Als krakende luiken van een vooroorlogs huis

Het is zaterdagochtend, buiten is het nog donker. Als oude luiken met piepende scharnieren gaan mijn oogleden traag omhoog. Ze vallen weer dicht en doen vervolgens nogmaals het zelfde kunstje. Nu iets makkelijker dan de eerste keer. Stijf als een oud wijf draai ik mij van mijn zij op mijn rug. Ugh, hoe laat is het? Ik pak mijn telefoon van het nachtkastje. Tandjes, het is nog maar zeven uur! Oké, ogen dicht en omdraaien, dit is niet normaal. Shit, ik ben nu al wakker. Fuck it Nelleke, ogen dicht, knijp nog maar wat harder, je gaat nu niet je nest al uit! Dit gaat niet werken, dit werkt niet. Kutzooi, ik ga eruit.

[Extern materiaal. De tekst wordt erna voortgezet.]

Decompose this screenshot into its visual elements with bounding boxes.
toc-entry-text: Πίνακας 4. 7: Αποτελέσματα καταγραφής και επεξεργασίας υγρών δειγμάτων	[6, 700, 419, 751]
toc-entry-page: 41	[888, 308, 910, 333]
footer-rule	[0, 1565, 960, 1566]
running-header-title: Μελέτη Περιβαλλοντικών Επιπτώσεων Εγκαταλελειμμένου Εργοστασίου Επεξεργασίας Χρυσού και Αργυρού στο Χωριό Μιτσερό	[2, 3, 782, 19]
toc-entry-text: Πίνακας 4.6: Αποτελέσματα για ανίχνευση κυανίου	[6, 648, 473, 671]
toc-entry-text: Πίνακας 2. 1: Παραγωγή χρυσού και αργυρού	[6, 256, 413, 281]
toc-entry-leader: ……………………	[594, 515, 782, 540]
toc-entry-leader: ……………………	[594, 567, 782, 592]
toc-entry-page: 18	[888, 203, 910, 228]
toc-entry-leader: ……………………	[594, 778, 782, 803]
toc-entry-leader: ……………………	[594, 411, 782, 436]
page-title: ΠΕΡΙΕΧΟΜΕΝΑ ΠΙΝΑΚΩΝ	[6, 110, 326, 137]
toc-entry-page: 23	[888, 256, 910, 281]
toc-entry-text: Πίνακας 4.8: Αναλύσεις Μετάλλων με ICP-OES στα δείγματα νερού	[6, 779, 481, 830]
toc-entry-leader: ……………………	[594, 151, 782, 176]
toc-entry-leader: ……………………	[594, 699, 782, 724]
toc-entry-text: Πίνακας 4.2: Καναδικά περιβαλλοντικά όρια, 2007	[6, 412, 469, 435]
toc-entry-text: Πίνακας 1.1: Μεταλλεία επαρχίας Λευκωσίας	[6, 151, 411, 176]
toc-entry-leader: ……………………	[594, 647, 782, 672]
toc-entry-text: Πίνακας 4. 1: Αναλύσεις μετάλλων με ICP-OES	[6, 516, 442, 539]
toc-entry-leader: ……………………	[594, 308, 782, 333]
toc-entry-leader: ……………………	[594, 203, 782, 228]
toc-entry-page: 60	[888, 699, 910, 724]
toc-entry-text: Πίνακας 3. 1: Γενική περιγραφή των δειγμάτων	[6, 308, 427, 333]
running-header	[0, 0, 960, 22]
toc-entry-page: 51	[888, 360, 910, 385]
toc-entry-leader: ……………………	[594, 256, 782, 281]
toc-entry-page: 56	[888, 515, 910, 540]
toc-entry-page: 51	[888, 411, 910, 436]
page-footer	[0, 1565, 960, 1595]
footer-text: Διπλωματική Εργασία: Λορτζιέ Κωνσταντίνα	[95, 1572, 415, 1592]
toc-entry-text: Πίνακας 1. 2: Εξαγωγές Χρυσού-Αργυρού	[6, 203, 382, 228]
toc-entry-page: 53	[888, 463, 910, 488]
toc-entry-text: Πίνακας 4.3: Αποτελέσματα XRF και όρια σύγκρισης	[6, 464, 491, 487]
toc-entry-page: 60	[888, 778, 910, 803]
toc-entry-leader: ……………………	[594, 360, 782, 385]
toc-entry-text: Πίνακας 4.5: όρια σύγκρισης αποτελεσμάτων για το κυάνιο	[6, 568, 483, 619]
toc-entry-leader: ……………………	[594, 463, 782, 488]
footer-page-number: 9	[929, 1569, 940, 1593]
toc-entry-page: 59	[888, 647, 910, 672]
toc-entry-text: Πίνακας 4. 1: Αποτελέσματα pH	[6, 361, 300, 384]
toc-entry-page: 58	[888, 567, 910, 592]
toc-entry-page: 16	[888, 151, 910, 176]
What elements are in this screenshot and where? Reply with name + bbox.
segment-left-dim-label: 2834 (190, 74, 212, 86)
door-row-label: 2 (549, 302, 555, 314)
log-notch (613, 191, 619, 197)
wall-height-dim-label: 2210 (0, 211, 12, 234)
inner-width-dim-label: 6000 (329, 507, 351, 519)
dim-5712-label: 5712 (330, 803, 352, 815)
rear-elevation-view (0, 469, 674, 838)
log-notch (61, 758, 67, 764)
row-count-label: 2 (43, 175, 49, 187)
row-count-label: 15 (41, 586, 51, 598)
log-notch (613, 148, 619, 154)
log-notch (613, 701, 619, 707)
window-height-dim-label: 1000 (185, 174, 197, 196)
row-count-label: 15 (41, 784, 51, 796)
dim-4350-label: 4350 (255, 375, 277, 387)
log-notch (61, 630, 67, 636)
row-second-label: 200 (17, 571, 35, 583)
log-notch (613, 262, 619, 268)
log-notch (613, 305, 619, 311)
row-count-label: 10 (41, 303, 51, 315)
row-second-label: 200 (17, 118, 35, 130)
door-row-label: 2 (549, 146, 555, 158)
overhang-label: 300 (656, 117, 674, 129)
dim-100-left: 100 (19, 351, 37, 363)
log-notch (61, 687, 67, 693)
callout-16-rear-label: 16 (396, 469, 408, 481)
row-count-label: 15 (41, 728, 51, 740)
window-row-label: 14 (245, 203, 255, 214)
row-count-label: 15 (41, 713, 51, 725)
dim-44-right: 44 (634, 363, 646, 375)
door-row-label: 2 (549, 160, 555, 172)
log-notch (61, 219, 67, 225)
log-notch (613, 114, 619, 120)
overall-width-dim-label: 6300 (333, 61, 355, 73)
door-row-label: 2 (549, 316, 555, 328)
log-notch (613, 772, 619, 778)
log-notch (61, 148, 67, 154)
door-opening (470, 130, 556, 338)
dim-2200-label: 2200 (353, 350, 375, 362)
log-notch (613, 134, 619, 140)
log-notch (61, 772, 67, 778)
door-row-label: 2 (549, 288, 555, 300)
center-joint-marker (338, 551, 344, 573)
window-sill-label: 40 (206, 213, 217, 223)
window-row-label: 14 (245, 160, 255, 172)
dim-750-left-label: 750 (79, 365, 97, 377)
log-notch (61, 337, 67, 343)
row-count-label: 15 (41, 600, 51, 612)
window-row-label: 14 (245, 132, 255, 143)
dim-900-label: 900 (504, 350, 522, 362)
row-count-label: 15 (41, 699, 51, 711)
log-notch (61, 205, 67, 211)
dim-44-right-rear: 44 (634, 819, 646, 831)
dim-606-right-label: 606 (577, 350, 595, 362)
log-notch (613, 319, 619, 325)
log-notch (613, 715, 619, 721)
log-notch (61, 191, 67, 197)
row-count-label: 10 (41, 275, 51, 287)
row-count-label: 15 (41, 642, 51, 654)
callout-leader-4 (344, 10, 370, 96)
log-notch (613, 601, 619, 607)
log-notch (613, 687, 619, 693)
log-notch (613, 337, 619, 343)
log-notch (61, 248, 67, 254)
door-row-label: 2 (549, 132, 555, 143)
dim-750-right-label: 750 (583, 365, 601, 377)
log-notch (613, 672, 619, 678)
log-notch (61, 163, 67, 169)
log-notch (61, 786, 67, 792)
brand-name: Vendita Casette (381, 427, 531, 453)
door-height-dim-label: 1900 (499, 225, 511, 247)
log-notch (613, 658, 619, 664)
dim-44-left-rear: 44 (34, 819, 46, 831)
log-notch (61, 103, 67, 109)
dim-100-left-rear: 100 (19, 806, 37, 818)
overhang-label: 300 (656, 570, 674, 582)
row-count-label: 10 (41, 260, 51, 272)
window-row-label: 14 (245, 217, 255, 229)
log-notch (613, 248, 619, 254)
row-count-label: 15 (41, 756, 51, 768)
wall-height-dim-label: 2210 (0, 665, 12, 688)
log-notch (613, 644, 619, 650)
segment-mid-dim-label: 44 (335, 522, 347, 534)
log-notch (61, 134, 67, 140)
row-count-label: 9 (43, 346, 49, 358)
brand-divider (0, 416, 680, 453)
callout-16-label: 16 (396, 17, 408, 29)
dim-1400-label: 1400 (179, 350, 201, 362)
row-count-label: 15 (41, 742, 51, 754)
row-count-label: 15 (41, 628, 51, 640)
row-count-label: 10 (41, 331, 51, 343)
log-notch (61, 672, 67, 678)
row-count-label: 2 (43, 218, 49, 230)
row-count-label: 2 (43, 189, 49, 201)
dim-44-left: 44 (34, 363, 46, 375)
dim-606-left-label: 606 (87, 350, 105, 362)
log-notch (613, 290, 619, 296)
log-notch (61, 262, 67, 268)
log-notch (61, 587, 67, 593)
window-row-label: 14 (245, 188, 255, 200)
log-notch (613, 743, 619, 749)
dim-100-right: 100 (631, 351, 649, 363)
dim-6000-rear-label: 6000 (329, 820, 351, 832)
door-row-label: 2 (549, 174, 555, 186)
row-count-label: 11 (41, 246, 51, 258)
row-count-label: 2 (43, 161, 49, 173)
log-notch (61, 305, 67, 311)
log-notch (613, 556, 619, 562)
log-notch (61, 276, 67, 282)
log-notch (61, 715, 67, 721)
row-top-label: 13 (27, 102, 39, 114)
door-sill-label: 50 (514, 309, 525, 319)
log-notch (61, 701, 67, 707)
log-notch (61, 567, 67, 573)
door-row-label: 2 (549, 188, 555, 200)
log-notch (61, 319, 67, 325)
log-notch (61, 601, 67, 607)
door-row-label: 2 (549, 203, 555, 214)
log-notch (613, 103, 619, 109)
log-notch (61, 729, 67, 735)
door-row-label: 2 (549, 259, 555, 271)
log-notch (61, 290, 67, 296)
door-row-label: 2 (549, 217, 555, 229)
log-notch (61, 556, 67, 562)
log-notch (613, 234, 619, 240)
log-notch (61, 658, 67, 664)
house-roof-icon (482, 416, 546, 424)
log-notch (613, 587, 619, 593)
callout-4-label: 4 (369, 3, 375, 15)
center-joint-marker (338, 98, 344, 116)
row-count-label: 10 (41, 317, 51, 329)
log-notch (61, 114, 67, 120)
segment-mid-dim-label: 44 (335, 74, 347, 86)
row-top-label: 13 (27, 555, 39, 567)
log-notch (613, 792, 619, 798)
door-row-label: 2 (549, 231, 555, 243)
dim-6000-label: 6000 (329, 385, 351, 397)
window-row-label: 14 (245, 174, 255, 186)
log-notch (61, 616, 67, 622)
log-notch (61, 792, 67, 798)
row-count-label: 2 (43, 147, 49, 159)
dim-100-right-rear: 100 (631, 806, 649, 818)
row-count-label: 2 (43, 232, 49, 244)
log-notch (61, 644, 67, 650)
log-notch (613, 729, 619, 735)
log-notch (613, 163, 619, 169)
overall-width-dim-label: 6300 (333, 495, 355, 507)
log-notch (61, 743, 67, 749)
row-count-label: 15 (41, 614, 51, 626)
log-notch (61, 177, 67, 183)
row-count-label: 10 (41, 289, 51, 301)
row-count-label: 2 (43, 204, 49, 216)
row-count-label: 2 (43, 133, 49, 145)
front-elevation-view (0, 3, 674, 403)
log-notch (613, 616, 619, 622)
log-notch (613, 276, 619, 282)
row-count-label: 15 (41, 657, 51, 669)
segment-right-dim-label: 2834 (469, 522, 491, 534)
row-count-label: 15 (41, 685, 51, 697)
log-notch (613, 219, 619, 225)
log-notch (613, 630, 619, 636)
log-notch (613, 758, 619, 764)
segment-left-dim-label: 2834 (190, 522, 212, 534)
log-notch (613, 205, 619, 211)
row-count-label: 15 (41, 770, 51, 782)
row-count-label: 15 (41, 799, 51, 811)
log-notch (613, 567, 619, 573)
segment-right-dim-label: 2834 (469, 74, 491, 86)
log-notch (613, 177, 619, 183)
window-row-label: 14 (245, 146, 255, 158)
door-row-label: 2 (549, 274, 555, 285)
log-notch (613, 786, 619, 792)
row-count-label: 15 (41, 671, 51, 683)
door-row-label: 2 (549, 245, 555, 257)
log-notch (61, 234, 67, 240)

Als een plank van rottend hout loop ik naar de badkamer. Volgens mij verlies ik onderweg naar de badkamer net als rottend hout splinters, maar dan splinters van de jeugdigheid. Tegen de tijd dat ik de natte kamer heb bereikt en ik in de spiegel kijk, zie ik een oud lijk. Wallen ter grootte van de Redlight District. Mijn krullenpruik zit scheef, en mijn ooit nog hoge jukbeenderen lijken te zijn verplaats naar de onderkant van mijn kaak. Met mijn handen probeer ik mijn wangen naar achteren te trekken, ik verschuif mijn handen iets omhoog zodat ik mijn voorhoofd ook strak kan trekken. Ha kijk, daar is dat lekkere wijf. Ineens hoor ik beneden de voordeur, verschrikt laten mijn handen mijn gezicht los. Als een mislukte vanillesouffle flikkert mijn gezicht een paar centimeter naar beneden.

Struikelend schiet ik een zwarte legging aan, een strak truitje en lang dik vest. Ik kijk in de passpiegel in mijn slaapkamer. Hmm, dat vest moet dicht, strakke truitjes kunnen niet meer.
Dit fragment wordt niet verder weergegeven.